Centro Operativo per il Diritto all’Asilo: CIE di Ponte Galeria: richiedente asilo liberato con una settimana di ritardo, le autorità di p.s. risarciscano il danno causato dall’illegittima detenzione.
Nonostante il Tribunale di Roma avesse disposto la sospensione del diniego della Commissione Territoriale per il riconoscimento della Protezione Internazionale, un cittadino nigeriano – tuttora richiedente asilo e pertanto non espellibile – è stato rilasciato con sette giorni di ritardo dalla comunicazione della decisione del Tribunale.
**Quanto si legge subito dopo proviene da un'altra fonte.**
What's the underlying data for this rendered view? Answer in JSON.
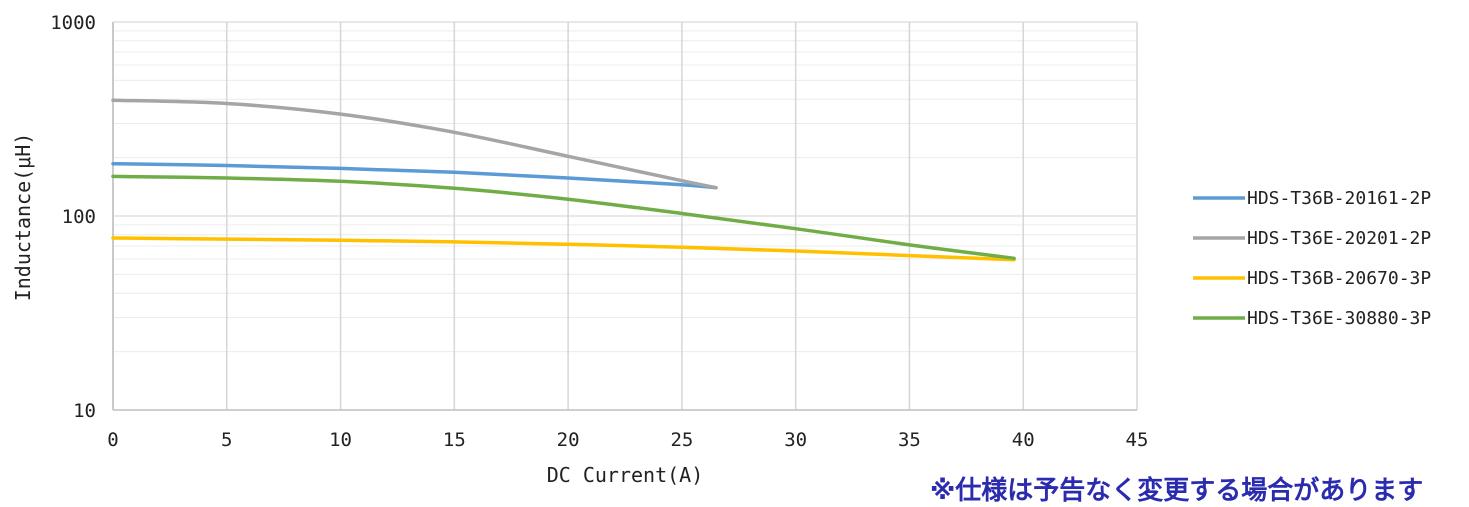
{
  "chart_data": {
    "type": "line",
    "title": "",
    "xlabel": "DC Current(A)",
    "ylabel": "Inductance(μH)",
    "xlim": [
      0,
      45
    ],
    "ylim": [
      10,
      1000
    ],
    "yscale": "log",
    "x_ticks": [
      "0",
      "5",
      "10",
      "15",
      "20",
      "25",
      "30",
      "35",
      "40",
      "45"
    ],
    "y_ticks": [
      "10",
      "100",
      "1000"
    ],
    "grid": true,
    "legend_position": "right",
    "series": [
      {
        "name": "HDS-T36B-20161-2P",
        "color": "#5b9bd5",
        "x": [
          0,
          5,
          10,
          15,
          20,
          25,
          26.5
        ],
        "y": [
          186,
          182,
          176,
          168,
          157,
          145,
          140
        ]
      },
      {
        "name": "HDS-T36E-20201-2P",
        "color": "#a5a5a5",
        "x": [
          0,
          5,
          10,
          15,
          20,
          25,
          26.5
        ],
        "y": [
          395,
          380,
          335,
          270,
          203,
          152,
          140
        ]
      },
      {
        "name": "HDS-T36B-20670-3P",
        "color": "#ffc000",
        "x": [
          0,
          5,
          10,
          15,
          20,
          25,
          30,
          35,
          39.6
        ],
        "y": [
          77,
          76,
          75,
          73.5,
          71.5,
          69,
          66,
          62.5,
          59.5
        ]
      },
      {
        "name": "HDS-T36E-30880-3P",
        "color": "#70ad47",
        "x": [
          0,
          5,
          10,
          15,
          20,
          25,
          30,
          35,
          39.6
        ],
        "y": [
          160,
          157,
          151,
          139,
          122,
          103,
          86,
          71,
          60.5
        ]
      }
    ]
  },
  "note": "※仕様は予告なく変更する場合があります"
}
“Nessuno Stato Contraente espellerà o respingerà, in qualsiasi modo, un rifugiato verso i confini di territori in cui la sua vita o la sua libertà sarebbero minacciate a motivo della sua razza, della sua religione, della sua cittadinanza, della sua appartenenza a un gruppo sociale o delle sue opinioni politiche” (Art. 33 Convenzione di Ginevra, 1951).
Coloro che esprimono la volontà di richiedere asilo per legge acquisiscono immediatamente lo status di “richiedente asilo” e lo mantengono fino all’intervento di una “decisione definitiva”.
Tale status è stato riconfermato a seguito dell’intervento dell’autorità giudiziaria che ha sospeso gli effetti del diniego ricevuto dalla Commissione Territoriale di Roma, che tra l’altro non ha tenuto conto della situazione, tristemente nota, di violenza estrema e generalizzata in cui attualmente versa la Nigeria.
Inspiegabile, illogico ed illegittimo è allora il trattenimento presso un Centro di Identificazione ed Espulsione di una persona il cui rimpatrio è per legge interna (art. 19 D.Lgs. 286/98) ed internazionale assolutamente vietato.
Le autorità di p.s. hanno provveduto al rilascio del richiedente asilo ben sette giorni dopo essere venuti ufficialmente a conoscenza dell’intervento del Tribunale, reiterando una prassi ritenuta dal Centro Operativo come inutilmente repressiva e radicalmente illegittima. È per questo che si procederà a richiedere alle autorità responsabili il risarcimento del danno causato dall’illegittima privazione della libertà personale, comportata dal trattenimento presso i CIE.